Lipid dysmetabolism disease is a condition in which
lipids are stored abnormally in organs and tissues throughout the body, causing
muscle weakness (
myopathy). Usually, the diagnosis of this disease and its characterization goes through dosage of
Acyl CoA in plasma accompanied with evidence of droplets of intra-fibrils
lipids in the patient muscle biopsy. However, to understand the pathophysiological mechanisms of
lipid storage diseases, it is useful to identify the nature of
lipids deposited in muscle fiber. In this work
fatty acids and
triglycerides profile of
lipid accumulated in the muscle of people suffering from
myopathies syndromes was characterized. In particular, the analyses were carried out on the muscle biopsy of people afflicted by
lipid storage myopathy, such as
multiple acyl-coenzyme A dehydrogenase deficiency, and
neutral lipid storage disease with myopathy, and by the intramitochondrial
lipid storage dysfunctions, such as deficiencies of
carnitine palmitoyltransferase II enzyme. A single step extraction and derivatization procedure was applied to analyze
fatty acids from muscle tissues by gas chromatography with a flame ionization detector and with an electronic impact mass spectrometer.

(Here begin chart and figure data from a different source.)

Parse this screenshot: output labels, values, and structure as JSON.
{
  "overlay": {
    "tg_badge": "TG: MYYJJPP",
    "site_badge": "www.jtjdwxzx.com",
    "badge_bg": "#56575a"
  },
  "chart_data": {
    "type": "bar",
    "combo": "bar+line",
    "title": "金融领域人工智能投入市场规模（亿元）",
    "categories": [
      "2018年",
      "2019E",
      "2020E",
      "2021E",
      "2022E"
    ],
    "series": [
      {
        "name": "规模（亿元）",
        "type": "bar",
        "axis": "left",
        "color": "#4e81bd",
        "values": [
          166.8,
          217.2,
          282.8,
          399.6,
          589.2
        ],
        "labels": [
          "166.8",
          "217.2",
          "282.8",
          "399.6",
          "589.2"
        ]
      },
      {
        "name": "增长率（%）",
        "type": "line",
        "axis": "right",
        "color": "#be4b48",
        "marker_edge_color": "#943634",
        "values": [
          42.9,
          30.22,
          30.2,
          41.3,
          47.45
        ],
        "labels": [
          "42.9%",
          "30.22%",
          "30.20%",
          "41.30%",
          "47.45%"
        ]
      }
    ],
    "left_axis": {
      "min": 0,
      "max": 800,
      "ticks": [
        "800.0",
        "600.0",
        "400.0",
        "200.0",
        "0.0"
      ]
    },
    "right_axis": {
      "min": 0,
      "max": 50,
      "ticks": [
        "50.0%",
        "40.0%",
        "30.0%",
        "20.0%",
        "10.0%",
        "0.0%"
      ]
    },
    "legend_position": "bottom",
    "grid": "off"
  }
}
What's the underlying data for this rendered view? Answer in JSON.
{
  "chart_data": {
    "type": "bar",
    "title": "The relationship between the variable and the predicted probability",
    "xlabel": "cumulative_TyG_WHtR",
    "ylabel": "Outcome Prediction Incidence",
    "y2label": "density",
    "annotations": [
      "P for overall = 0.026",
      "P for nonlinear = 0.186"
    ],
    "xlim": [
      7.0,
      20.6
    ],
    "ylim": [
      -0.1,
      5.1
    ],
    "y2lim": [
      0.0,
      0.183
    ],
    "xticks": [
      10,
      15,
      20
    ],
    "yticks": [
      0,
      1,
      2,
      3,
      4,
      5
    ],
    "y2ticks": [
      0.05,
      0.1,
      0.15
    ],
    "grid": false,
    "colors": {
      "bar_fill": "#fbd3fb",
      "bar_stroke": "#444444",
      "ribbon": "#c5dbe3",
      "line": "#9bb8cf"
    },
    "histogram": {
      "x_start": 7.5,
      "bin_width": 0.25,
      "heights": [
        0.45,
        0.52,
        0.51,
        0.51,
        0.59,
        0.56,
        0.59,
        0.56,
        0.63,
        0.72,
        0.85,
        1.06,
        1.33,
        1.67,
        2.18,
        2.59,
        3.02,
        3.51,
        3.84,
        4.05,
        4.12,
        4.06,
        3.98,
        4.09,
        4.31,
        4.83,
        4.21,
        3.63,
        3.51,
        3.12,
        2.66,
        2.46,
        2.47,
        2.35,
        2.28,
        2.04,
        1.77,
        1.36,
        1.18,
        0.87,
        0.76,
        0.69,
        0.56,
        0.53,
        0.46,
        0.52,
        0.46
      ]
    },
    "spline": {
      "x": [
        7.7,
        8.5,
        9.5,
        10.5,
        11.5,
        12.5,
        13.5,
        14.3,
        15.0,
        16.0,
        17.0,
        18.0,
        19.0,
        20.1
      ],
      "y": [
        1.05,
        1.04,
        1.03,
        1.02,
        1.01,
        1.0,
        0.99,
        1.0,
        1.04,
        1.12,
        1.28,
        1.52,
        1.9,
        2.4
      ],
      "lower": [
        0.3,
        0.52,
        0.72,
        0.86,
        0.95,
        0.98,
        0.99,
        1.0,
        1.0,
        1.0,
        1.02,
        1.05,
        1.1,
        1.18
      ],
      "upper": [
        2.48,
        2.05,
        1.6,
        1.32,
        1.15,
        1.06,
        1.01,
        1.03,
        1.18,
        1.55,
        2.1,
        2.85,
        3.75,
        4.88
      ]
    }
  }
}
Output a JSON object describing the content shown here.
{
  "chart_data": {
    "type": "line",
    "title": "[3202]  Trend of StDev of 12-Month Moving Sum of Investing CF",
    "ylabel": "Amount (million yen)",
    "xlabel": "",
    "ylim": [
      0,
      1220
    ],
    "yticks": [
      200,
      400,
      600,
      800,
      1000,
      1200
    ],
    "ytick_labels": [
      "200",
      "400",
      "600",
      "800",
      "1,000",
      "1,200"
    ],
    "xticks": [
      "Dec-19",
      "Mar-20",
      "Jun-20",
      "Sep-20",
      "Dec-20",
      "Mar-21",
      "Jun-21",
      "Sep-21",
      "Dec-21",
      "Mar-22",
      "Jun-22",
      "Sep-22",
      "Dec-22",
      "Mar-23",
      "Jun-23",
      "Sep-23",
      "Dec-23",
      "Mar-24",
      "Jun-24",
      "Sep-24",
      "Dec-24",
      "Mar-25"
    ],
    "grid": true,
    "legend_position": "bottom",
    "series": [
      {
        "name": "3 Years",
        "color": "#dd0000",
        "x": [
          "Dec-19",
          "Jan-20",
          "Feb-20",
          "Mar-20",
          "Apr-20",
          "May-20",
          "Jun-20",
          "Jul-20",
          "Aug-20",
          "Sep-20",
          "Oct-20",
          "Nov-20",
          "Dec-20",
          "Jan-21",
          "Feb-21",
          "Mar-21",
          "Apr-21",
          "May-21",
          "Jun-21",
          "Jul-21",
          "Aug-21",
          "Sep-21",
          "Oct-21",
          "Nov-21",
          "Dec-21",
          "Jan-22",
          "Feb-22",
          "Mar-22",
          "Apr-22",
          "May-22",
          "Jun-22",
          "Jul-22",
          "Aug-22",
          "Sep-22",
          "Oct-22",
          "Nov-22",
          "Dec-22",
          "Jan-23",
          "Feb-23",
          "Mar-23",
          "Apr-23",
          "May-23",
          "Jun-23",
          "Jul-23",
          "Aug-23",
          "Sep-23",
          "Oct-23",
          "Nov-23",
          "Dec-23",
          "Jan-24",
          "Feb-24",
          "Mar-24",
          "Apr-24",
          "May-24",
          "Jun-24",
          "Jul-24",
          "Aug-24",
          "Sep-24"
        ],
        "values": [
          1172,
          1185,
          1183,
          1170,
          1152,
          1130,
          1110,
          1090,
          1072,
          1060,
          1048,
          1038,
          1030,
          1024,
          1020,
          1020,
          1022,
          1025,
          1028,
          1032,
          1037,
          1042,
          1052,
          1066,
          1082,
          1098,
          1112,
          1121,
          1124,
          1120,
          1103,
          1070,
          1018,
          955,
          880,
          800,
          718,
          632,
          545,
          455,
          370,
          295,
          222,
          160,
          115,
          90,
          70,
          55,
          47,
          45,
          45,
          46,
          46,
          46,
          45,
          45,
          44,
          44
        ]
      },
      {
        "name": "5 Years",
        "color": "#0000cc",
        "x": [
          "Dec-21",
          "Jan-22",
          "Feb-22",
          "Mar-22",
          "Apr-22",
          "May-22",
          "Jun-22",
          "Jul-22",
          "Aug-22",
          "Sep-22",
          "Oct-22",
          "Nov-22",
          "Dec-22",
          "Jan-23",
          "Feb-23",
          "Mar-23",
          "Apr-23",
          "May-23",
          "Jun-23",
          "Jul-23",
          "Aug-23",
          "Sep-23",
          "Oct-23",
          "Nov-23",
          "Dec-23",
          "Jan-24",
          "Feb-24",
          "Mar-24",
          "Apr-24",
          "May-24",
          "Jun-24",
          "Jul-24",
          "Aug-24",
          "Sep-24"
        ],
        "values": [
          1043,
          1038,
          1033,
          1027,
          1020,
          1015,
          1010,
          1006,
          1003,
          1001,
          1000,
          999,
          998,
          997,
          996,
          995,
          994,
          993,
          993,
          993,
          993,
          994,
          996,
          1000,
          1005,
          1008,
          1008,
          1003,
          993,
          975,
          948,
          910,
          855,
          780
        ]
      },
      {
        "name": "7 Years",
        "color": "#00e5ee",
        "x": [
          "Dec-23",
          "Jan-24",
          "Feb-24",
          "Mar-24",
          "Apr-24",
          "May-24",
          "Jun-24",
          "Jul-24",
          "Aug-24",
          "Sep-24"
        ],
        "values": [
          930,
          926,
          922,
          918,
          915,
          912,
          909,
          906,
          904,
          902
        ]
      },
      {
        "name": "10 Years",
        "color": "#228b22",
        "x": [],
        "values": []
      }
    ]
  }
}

Triglycerides, extracted by using
n-hexane, were analyzed by high performance liquid chromatography coupled to mass spectrometer equipped with an atmospheric pressure chemical ionization interface. The most representative
fatty acids in all samples were: C16:0 in the 13-24% range, C18:1n9 in the 20-52% range, and C18:2n6 in the 10-25% range. These
fatty acids were part of the most representative
triglycerides in all samples. The data obtained was statistically elaborated performing a principal component analysis. A satisfactory discrimination was obtained among the different diseases. Using component 1 vs component 3 a 43.3% of total variance was explained. Such results suggest the important role that
lipid profile characterization can have in supporting a correct diagnosis.